Backup and Restore Overview
Backup and Restore Overview
Greenplum Database supports parallel and non-parallel methods for backing up and restoring databases. Parallel operations scale regardless of the number of segments in your system, because segment hosts each write their data to local disk storage simultaneously. With non-parallel backup and restore operations, the data must be sent over the network from the segments to the master, which writes all of the data to its storage. In addition to restricting I/O to one host, non-parallel backup requires that the master have sufficient local disk storage to store the entire database.
Parallel Backup and Restore
The Greenplum Database parallel dump utility gpcrondump backs up the Greenplum master instance and each active segment instance at the same time.
By default, gpcrondump creates dump files in the gp_dump subdirectory of each segment instance. On the master, gpcrondump creates several dump files, containing database information such as DDL statements, the system catalog tables, and metadata files. On each segment, gpcrondump creates one dump file, which contains commands to recreate the data on that segment. Each file created for a backup begins with a 14-digit timestamp key that identifies the backup set the file belongs to.
The gpdbrestore parallel restore utility takes the timestamp key generated by gpcrondump, validates the backup set, and restores the database objects and data into a distributed database. Parallel restore operations require a complete backup set created by gpcrondump, a full backup, and any required incremental backups. As the following figure illustrates, all segments restore data from local backup files simultaneously.
The gpdbrestore utility provides flexibility and verification options for use with the automated backup files produced by gpcrondump or with backup files moved from the Greenplum cluster to an alternate location. See Restoring Greenplum Databases. gpdbrestore can also be used to copy files to the alternate location.
Non-Parallel Backup and Restore
The PostgreSQL pg_dump and pg_dumpall non-parallel backup utilities can be used to create a single dump file on the master host that contains all data from all active segments.
The PostgreSQL non-parallel utilities should be used only for special cases. They are much slower than using the Greenplum backup utilities since all of the data must pass through the master. Additionally, it is often the case that the master host has insufficient disk space to save a backup of an entire distributed Greenplum database.

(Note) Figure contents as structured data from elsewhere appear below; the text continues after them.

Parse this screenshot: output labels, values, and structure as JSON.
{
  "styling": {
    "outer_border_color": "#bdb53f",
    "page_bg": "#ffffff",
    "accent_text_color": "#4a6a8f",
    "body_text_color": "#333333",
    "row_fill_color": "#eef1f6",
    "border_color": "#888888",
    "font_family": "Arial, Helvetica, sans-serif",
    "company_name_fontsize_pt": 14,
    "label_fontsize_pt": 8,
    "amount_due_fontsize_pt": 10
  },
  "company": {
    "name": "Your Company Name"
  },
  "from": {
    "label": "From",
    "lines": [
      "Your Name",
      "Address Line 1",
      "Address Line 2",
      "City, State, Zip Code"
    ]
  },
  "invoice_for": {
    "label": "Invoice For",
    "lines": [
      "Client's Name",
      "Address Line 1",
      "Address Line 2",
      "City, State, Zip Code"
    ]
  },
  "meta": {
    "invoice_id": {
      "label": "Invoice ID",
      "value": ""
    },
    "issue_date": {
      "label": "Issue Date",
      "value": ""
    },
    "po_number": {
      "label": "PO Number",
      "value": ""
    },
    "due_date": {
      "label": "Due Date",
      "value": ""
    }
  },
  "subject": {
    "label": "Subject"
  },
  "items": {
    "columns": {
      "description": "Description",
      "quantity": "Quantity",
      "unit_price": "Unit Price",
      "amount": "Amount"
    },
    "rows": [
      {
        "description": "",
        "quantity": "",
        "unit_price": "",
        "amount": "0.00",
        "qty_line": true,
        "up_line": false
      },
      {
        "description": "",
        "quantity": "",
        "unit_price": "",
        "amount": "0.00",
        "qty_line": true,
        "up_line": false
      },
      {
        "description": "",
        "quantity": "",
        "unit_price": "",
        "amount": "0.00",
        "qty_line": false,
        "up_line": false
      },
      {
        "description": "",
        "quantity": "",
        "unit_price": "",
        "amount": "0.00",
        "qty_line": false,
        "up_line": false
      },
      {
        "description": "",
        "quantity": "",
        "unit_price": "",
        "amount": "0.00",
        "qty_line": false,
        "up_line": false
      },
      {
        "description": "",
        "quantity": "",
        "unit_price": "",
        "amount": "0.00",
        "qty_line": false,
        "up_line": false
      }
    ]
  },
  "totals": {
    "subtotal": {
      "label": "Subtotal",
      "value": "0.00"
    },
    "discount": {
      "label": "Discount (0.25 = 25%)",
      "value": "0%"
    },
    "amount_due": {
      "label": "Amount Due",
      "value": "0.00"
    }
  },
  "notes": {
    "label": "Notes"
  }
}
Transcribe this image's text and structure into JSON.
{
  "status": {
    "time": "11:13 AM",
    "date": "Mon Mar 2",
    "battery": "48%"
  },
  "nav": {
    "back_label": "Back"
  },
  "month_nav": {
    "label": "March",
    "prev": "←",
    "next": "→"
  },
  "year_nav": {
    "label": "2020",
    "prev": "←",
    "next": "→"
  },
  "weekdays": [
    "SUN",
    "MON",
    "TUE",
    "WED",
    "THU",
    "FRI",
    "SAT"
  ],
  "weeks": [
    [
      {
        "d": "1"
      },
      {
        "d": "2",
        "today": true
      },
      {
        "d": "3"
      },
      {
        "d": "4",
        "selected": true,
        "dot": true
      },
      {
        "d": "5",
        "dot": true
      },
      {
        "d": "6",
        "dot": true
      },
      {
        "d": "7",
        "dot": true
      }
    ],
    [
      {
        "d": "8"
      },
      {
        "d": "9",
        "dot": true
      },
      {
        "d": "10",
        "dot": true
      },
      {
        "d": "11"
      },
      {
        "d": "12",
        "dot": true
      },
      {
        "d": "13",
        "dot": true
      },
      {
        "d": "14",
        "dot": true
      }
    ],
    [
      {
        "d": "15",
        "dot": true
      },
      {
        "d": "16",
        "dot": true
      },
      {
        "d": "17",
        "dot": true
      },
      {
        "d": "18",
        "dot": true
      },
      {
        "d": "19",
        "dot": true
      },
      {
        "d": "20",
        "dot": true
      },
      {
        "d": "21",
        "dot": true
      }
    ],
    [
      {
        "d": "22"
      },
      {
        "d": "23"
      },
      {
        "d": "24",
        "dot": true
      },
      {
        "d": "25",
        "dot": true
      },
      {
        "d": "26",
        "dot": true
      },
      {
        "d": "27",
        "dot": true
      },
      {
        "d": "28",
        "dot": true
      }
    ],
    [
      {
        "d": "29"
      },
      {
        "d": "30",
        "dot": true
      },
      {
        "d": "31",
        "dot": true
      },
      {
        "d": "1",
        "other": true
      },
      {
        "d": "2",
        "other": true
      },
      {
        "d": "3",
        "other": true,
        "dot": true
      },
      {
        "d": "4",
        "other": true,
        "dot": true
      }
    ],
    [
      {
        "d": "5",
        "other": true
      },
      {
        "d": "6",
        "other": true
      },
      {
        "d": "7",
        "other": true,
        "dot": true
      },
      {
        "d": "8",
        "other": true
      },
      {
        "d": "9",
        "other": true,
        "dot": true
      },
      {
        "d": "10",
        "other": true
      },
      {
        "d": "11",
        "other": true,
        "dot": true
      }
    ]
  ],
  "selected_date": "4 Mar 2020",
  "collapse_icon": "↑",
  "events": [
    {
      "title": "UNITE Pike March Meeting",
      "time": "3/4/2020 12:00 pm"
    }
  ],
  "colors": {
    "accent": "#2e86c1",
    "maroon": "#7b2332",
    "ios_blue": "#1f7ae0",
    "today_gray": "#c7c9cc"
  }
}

The pg_restore utility requires compressed dump files created by pg_dump or pg_dumpall. Before starting the restore, you should modify the CREATE TABLE statements in the dump files to include the Greenplum DISTRIBUTED clause. If you do not include the DISTRIBUTED clause, Greenplum Database assigns default values, which may not be optimal. For details, see CREATE TABLE in the Greenplum Database Reference Guide.
To perform a non-parallel restore using parallel backup files, you can copy the backup files from each segment host to the master host, and then load them through the master. See Restoring to a Different Greenplum System Configuration.
Another non-parallel method for backing up Greenplum Database data is to use the COPY TO SQL command to copy all or a portion of a table out of the database to a delimited text file on the master host.
Backup and Restore Options
The Greenplum Database backup and restore utilities support various locations for backup files:
- With the gpcrondump utility, backup files may be saved in the default location, the db_dumps subdirectory of the master and each segment, or saved to a different directory specified with the gpcrondump -u option.
- Both the gpcrondump and gpdbrestore utilities have integrated support for EMC Data Domain Boost and Symantec NetBackup systems.
- Backup files can be saved through named pipes to any network accessible location.
- Backup files saved to the default location may be moved to an archive server on the network. This allows performing the backup at the highest transfer rates (when segments write the backup data to fast local disk arrays) and then freeing up disk space by moving the files to remote storage.
- You can backup tables belonging to one or more schema you specify on the command line or in a text file.
- You can specify schema to exclude from the backup, as command-line options or in a list provided in a text file.
- You can backup a specified set of tables listed on the command line or in a text file. The table and schema options cannot be used together in a single backup.
- In addition to database objects, gpcrondump can backup the configuration files pg_hba.conf, pg_ident.conf, and postgresql.conf, and global database objects, such as roles and tablespaces.
You can create incremental backups:
- An incremental backup contains only append-optimized and column-oriented tables that have changed since the most recent incremental or full backup.
- For partitioned append-optimized tables, only changed append-optimized/column-oriented table partitions are backed up.
- Incremental backups include all heap tables.
- Use the gpchrondump --incremental flag to specify an incremental backup.
- Restoring an incremental backup requires a full backup and all subsequent incremental backups, up to the backup you are restoring.
- By default, gpdbrestore restores data to the database it was backed up from.
- The --redirect flag allows you to restore a backup to a different database.
- The restored database can be dropped and recreated, but the default is to restore into an existing database.
- Selected tables can be restored from a backup by listing the tables on the command line or by listing them in a text file and specifying the text file on the command line.
- You can restore a database from backup files moved to an archive server. The backup files are copied back into place on the master host and each segment host and then restored to the database.